In altre Regioni si è dato luogo ad un processo di ascolto pubblico che ha coinvolto giovani, educatori, professionisti, scuole, quartieri, imprese, insomma la comunità nella sua più ampia strutturazione. Se lo si fosse fatto anche qui, si sarebbe conferita qualche opportunità in più ai calabresi di liberazione da malesseri e disagi profondi che deturpano la loro cittadinanza e ne offuscano il futuro. E dunque, la parabola della nuova programmazione 2014/2020 risente consistentemente del diffuso clima di sfiducia e scoramento delle dinamiche sociali di questa regione, sostenuto da una sorta di incomunicabilità tra istituzioni e cittadini se non da vera ostilità tra questi e la politica. Tutto ciò è testimoniato dall’approccio squisitamente tecnico-attuativo conferito al Programma e interamente vocato alla “ spesa sicura” e alla scrittura preventiva dei “risultati attesi”.
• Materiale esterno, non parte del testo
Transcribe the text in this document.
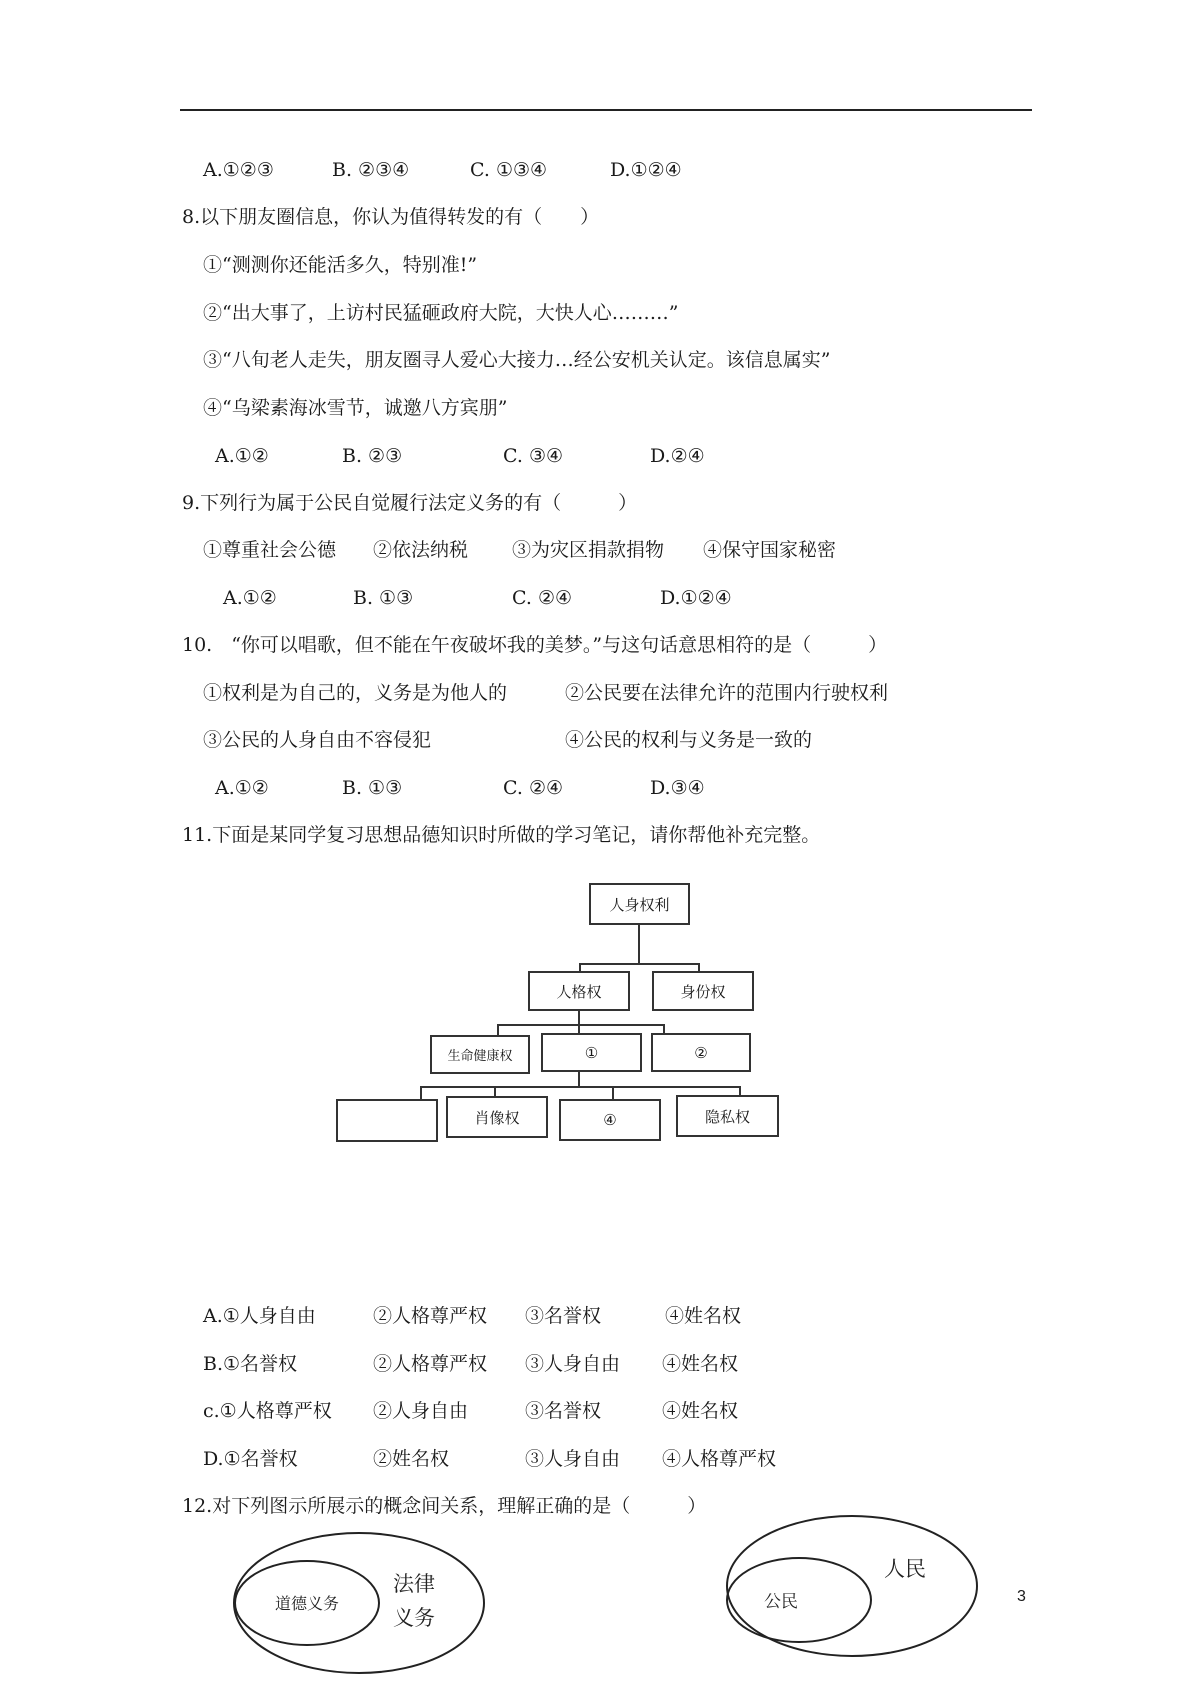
A.①②③	B. ②③④	C. ①③④	D.①②④
8.以下朋友圈信息，你认为值得转发的有（　　）
①“测测你还能活多久，特别准!”
②“出大事了，上访村民猛砸政府大院，大快人心………”
③“八旬老人走失，朋友圈寻人爱心大接力…经公安机关认定。该信息属实”
④“乌梁素海冰雪节，诚邀八方宾朋”
A.①②	B. ②③	C. ③④	D.②④
9.下列行为属于公民自觉履行法定义务的有（　　　）
①尊重社会公德 ②依法纳税 ③为灾区捐款捐物 ④保守国家秘密
A.①②	B. ①③	C. ②④	D.①②④
10.　“你可以唱歌，但不能在午夜破坏我的美梦。”与这句话意思相符的是（　　　）
①权利是为自己的，义务是为他人的	②公民要在法律允许的范围内行驶权利
③公民的人身自由不容侵犯	④公民的权利与义务是一致的
A.①②	B. ①③	C. ②④	D.③④
11.下面是某同学复习思想品德知识时所做的学习笔记，请你帮他补充完整。
人身权利
人格权	身份权
生命健康权	①	②
肖像权	④	隐私权
A.①人身自由	②人格尊严权 ③名誉权	④姓名权
B.①名誉权	②人格尊严权 ③人身自由 ④姓名权
c.①人格尊严权 ②人身自由	③名誉权	④姓名权
D.①名誉权	②姓名权	③人身自由 ④人格尊严权
12.对下列图示所展示的概念间关系，理解正确的是（　　　）
道德义务
法律
义务
公民
人民
3
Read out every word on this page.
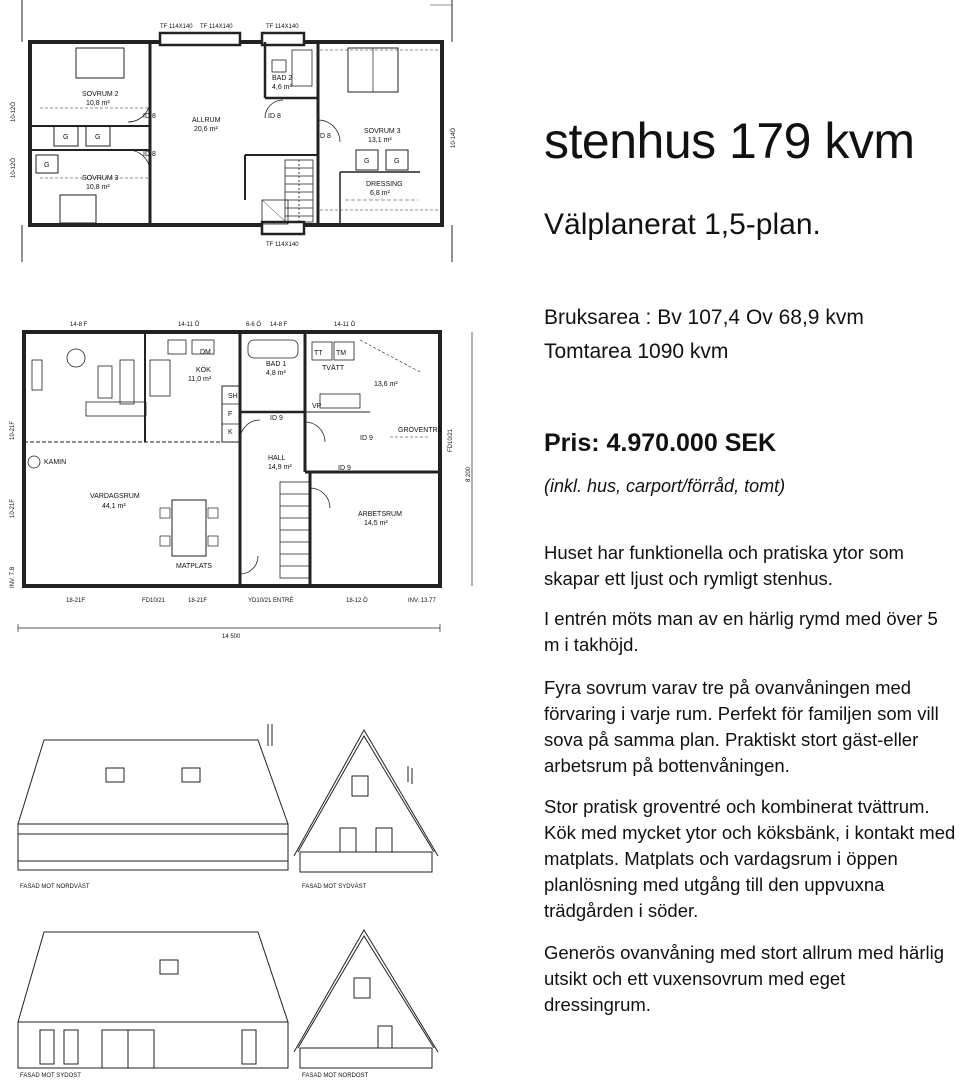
TF 114X140 TF 114X140	TF 114X140
TF 114X140
10-12Ö
10-12Ö
10-14Ö
SOVRUM 2
10,8 m²
SOVRUM 3
10,8 m²
ALLRUM
20,6 m²
BAD 2
4,6 m²
SOVRUM 3
13,1 m²
DRESSING
6,8 m²
ID 8
ID 8
ID 8
ID 8
G	G
G
G	G
14-8 F	14-11 Ö	6-6 Ö 14-8 F	14-11 Ö
18-21F	FD10/21	18-21F	YD10/21 ENTRÉ	18-12 Ö
10-21F
10-21F
INV. 7.8
FD10/21
8 200
INV. 13.77
14 500
KÖK
11,0 m²
BAD 1
4,8 m²
TVÄTT
13,6 m²
GROVENTRÉ
VARDAGSRUM
44,1 m²
HALL
14,9 m²
ARBETSRUM
14,5 m²
MATPLATS
KAMIN
DM
SH
F
K
TT TM
VP
ID 9
ID 9
ID 9
FASAD MOT NORDVÄST	FASAD MOT SYDVÄST
FASAD MOT SYDOST	FASAD MOT NORDOST
stenhus 179 kvm
Välplanerat 1,5-plan.
Bruksarea : Bv 107,4 Ov 68,9 kvm
Tomtarea 1090 kvm
Pris: 4.970.000 SEK
(inkl. hus, carport/förråd, tomt)

Huset har funktionella och pratiska ytor som skapar ett ljust och rymligt stenhus.

I entrén möts man av en härlig rymd med över 5 m i takhöjd.

Fyra sovrum varav tre på ovanvåningen med förvaring i varje rum. Perfekt för familjen som vill sova på samma plan. Praktiskt stort gäst-eller arbetsrum på bottenvåningen.

Stor pratisk groventré och kombinerat tvättrum. Kök med mycket ytor och köksbänk, i kontakt med matplats. Matplats och vardagsrum i öppen planlösning med utgång till den uppvuxna trädgården i söder.

Generös ovanvåning med stort allrum med härlig utsikt och ett vuxensovrum med eget dressingrum.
Con lo schema di PO che viene presentato, la Regione sembra quasi abdicare all’esercizio di una delle sue prerogative primarie, quella della programmazione e dell’indirizzo strategico. E rimane impropriamente e un po’ goffamente impegnata lungo il consunto solco gestionale e distributivo delle risorse. Dall’articolazione degli 11 obiettivi tematici del DOS, approvato nel marzo scorso, si evince l’analisi delle nuove politiche pubbliche di intervento preceduta da un capitolo dedicato alle “lezioni apprese” dal precedente ciclo di programmazione. Tra i dati ricorrenti si rinvengono carenza di programmazione e pianificazione settoriale, vuoi in materia ambientale che energetica, dei trasporti, inclusione sociale e lavoro. Una sorta di sottesa autodenuncia da parte della Regione di limiti che contemplano capacità strategica dell’esecutivo, regolare e coerente attività legislativa senza risparmiare sistema amministrativo e burocratico.
QTR, Piano Energetico, Piano Trasporti ecc. sono la rappresentazione plastica delle lacune pianificatorie oltre che la certificazione dell’assenza di strategia unitaria di sviluppo regionale alla base della nuova programmazione 2020. Un’analisi di contesto che andrebbe responsabilmente completata, almeno nella seduta “ratificatoria” del Consiglio, dalla rappresentazione dei dati ufficiali sulla spesa comunitaria certificata della Calabria dei Fondi 2007-2013, decaduti a insignificante merce di uno scontro politico innaturale, tanto per non indulgere a una più esplicita didascalia.
Continua insomma a mancare un’anima al nuovo PO. Non è percepibile neanche un segno fioco di discontinuità con il passato. Le innovazioni metodologiche promosse dall’UE e richiamate nel programma restano prive di riscontro soprattutto per mancata funzionalità tra i diversi Assi. E dunque non appare conseguibile una strategia unitaria in grado di fronteggiare organicamente le emergenze che brutalmente lacerano il tessuto socio-economico della Calabria e forse escludono la speranza dal sentimento stesso della comunità, specialmente giovanile.
Auspico - conclude De masi - che il Consiglio di lunedì, avvertito della decisività per il futuro della migliore utilizzazione possibile degli 11 miliardi disponibili, attesti, malgrado tutto, con solennità istituzionale la ferma indicazione perché si rimedi, essendo ancora possibile farlo, a ciò che in definitiva altro non è che un deficit di democrazia".